In the Florida probate process, each estate must be represented by someone. In many states, this “someone” is called an executor or administrator. Florida probate law often uses the term personal representative. The personal representative’s job begins when the judge issues letters of administration, a document authorizing the personal representative to act on behalf of the estate.
Who Can Serve as a Personal Representative in Florida?
Convicted felons and minors are not eligible. Neither are individuals who are mentally or physically unable to handle the work. Beyond that, though, almost anyone can qualify.
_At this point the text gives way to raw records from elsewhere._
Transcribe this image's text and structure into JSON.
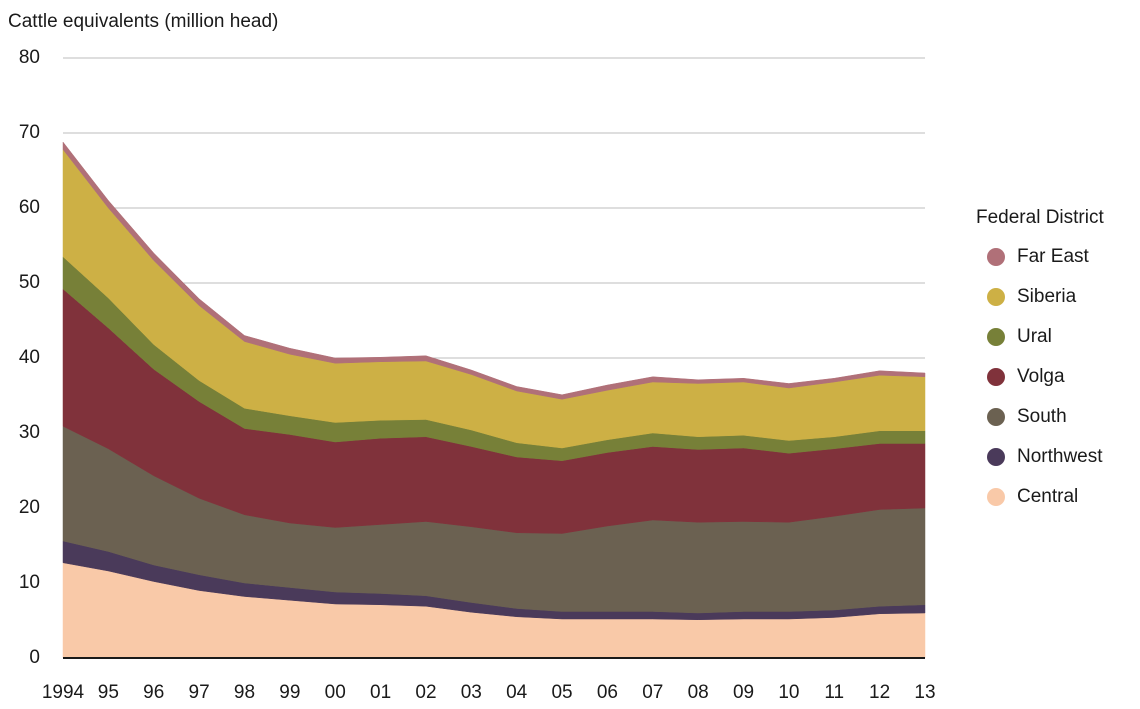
{
  "chart_data": {
    "type": "stacked_area",
    "y_axis_title": "Cattle equivalents  (million head)",
    "legend_title": "Federal District",
    "legend_position": "right",
    "categories": [
      "1994",
      "95",
      "96",
      "97",
      "98",
      "99",
      "00",
      "01",
      "02",
      "03",
      "04",
      "05",
      "06",
      "07",
      "08",
      "09",
      "10",
      "11",
      "12",
      "13"
    ],
    "ylim": [
      0,
      80
    ],
    "yticks": [
      0,
      10,
      20,
      30,
      40,
      50,
      60,
      70,
      80
    ],
    "grid": true,
    "series": [
      {
        "name": "Central",
        "color": "#f9c9a8",
        "values": [
          12.7,
          11.6,
          10.2,
          9.0,
          8.2,
          7.7,
          7.2,
          7.1,
          6.9,
          6.1,
          5.5,
          5.2,
          5.2,
          5.2,
          5.1,
          5.2,
          5.2,
          5.4,
          5.9,
          6.0
        ]
      },
      {
        "name": "Northwest",
        "color": "#4a3a5a",
        "values": [
          2.9,
          2.6,
          2.2,
          2.1,
          1.8,
          1.7,
          1.6,
          1.5,
          1.4,
          1.3,
          1.1,
          1.0,
          1.0,
          1.0,
          0.9,
          1.0,
          1.0,
          1.0,
          1.0,
          1.1
        ]
      },
      {
        "name": "South",
        "color": "#6b6151",
        "values": [
          15.3,
          13.7,
          11.9,
          10.2,
          9.1,
          8.6,
          8.6,
          9.2,
          9.9,
          10.1,
          10.1,
          10.4,
          11.4,
          12.2,
          12.1,
          12.0,
          11.9,
          12.5,
          12.9,
          12.9
        ]
      },
      {
        "name": "Volga",
        "color": "#80323b",
        "values": [
          18.3,
          16.1,
          14.2,
          12.9,
          11.5,
          11.8,
          11.4,
          11.5,
          11.3,
          10.7,
          10.1,
          9.7,
          9.8,
          9.8,
          9.7,
          9.8,
          9.2,
          9.0,
          8.8,
          8.6
        ]
      },
      {
        "name": "Ural",
        "color": "#778038",
        "values": [
          4.3,
          4.0,
          3.3,
          2.8,
          2.7,
          2.5,
          2.6,
          2.4,
          2.3,
          2.2,
          1.9,
          1.7,
          1.7,
          1.8,
          1.7,
          1.7,
          1.7,
          1.6,
          1.7,
          1.7
        ]
      },
      {
        "name": "Siberia",
        "color": "#cdb045",
        "values": [
          14.3,
          12.0,
          11.2,
          10.0,
          8.9,
          8.2,
          7.9,
          7.8,
          7.8,
          7.4,
          6.9,
          6.5,
          6.6,
          6.8,
          7.1,
          7.1,
          7.0,
          7.3,
          7.4,
          7.2
        ]
      },
      {
        "name": "Far East",
        "color": "#b07078",
        "values": [
          1.0,
          1.0,
          1.0,
          0.9,
          0.8,
          0.8,
          0.7,
          0.6,
          0.7,
          0.6,
          0.6,
          0.6,
          0.7,
          0.7,
          0.5,
          0.5,
          0.6,
          0.5,
          0.6,
          0.5
        ]
      }
    ]
  }
}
Florida personal representatives are chosen based on a statutory order of preference, depending on whether the estate is intestate (no will) or testate (will).
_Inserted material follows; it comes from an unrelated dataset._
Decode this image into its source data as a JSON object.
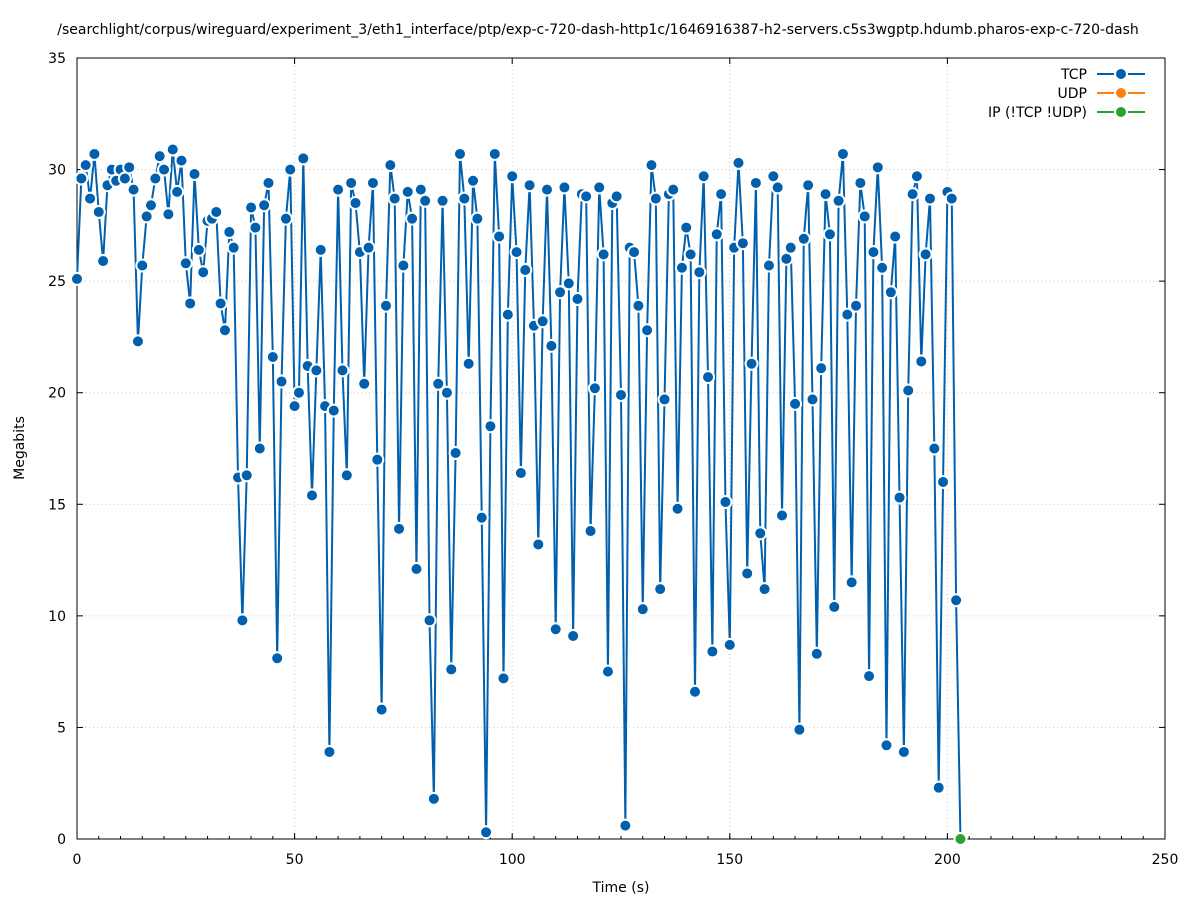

For a testate estate the order of preference is:
- the person or entity selected by the will or nominated by a power conferred by the will
- the successor to the person or entity selected by the will or nominated by a power conferred by the will
- the person selected by a majority in interest of the persons entitled to the estate
- the best-qualified devisee under the will as selected by the court
- any capable person appointed by the court.
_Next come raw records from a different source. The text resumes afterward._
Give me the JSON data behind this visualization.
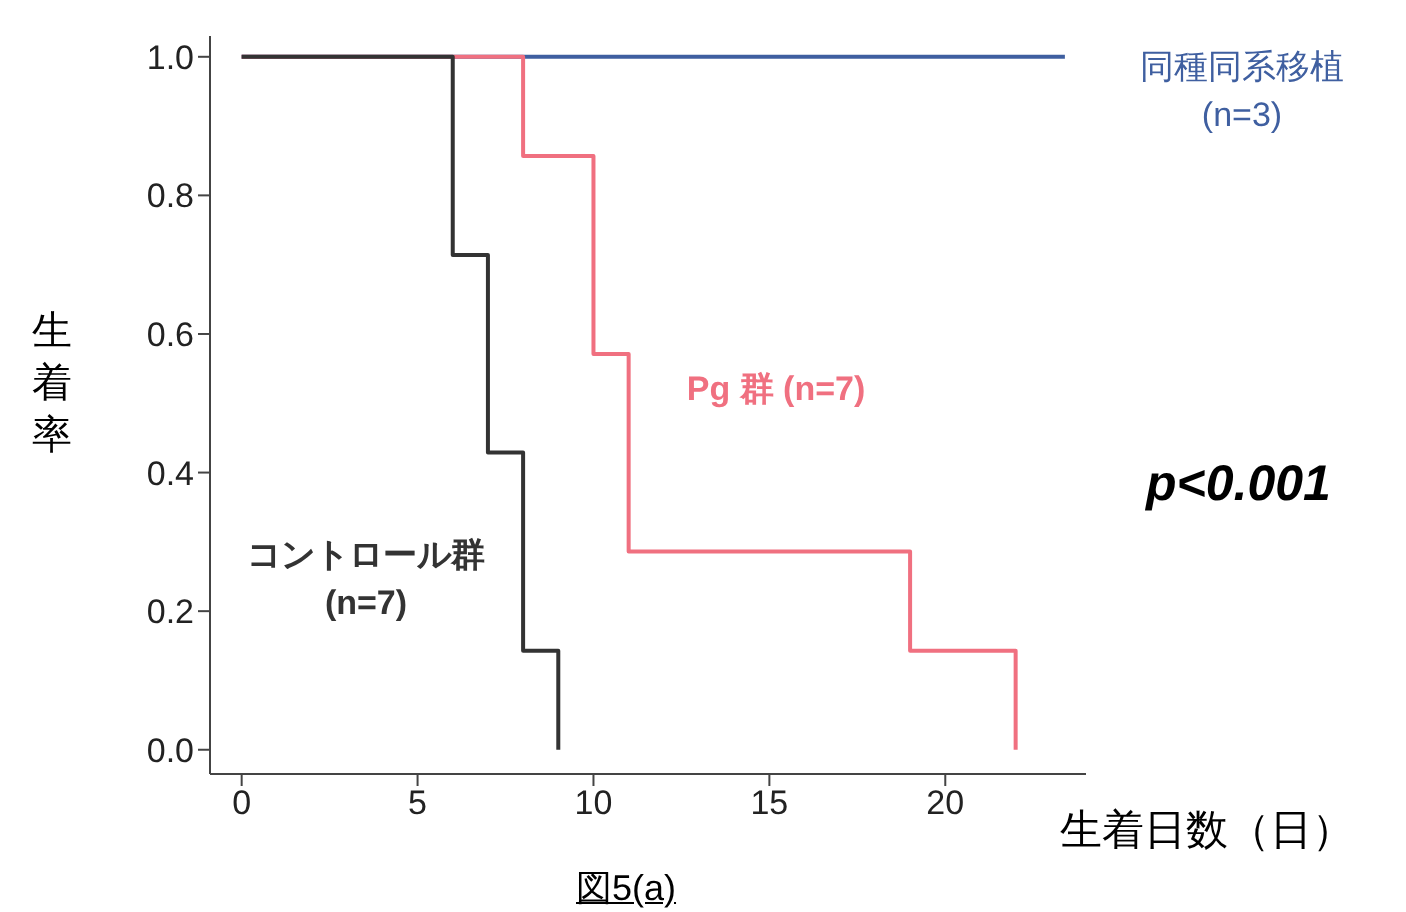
{
  "chart_data": {
    "type": "step",
    "xlabel": "生着日数（日）",
    "ylabel": "生着率",
    "xlim": [
      -0.9,
      24
    ],
    "xticks": [
      0,
      5,
      10,
      15,
      20
    ],
    "ylim": [
      -0.035,
      1.03
    ],
    "yticks": [
      {
        "value": 0,
        "label": "0.0"
      },
      {
        "value": 0.2,
        "label": "0.2"
      },
      {
        "value": 0.4,
        "label": "0.4"
      },
      {
        "value": 0.6,
        "label": "0.6"
      },
      {
        "value": 0.8,
        "label": "0.8"
      },
      {
        "value": 1,
        "label": "1.0"
      }
    ],
    "series": [
      {
        "name": "同種同系移植 (n=3)",
        "color": "#3f5fa0",
        "x": [
          0,
          23.4
        ],
        "values": [
          1,
          1
        ]
      },
      {
        "name": "Pg 群 (n=7)",
        "color": "#f07080",
        "x": [
          0,
          8,
          10,
          11,
          19,
          22
        ],
        "values": [
          1,
          0.857,
          0.571,
          0.286,
          0.143,
          0
        ]
      },
      {
        "name": "コントロール群 (n=7)",
        "color": "#333333",
        "x": [
          0,
          6,
          7,
          8,
          9
        ],
        "values": [
          1,
          0.714,
          0.429,
          0.143,
          0
        ]
      }
    ],
    "annotations": [
      "p<0.001",
      "図5(a)"
    ],
    "grid": false,
    "marker": "none",
    "line_style": "solid"
  }
}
For an intestate estate the order of preference is:
- the surviving spouse
- the person selected by a majority in interest of the heirs
- the heir nearest in degree, or the best-qualified heir as selected by the court
- any capable person appointed by the court.
Nonresidents as Personal Representatives
There are special rules for out-of-state residents who seek appointment as a Florida personal representative. Florida law provides that a nonresident can serve in this role if the person is:
- A legally adopted child or adoptive parent of the decedent;
- Related by lineal consanguinity to the decedent;
- A spouse or a brother, sister, uncle, aunt, nephew, or niece of the decedent, or someone related by lineal consanguinity to any such person; or
- The spouse of a person otherwise qualified under this section.
This means that a nonresident will not be allowed to serve unless he or she is the decedent’s spouse, siblings, parents, children, or certain other close relatives. But since these are usually the persons who are most likely to serve anyway, this limitation does not prevent most out-of-state residents from serving as personal representative.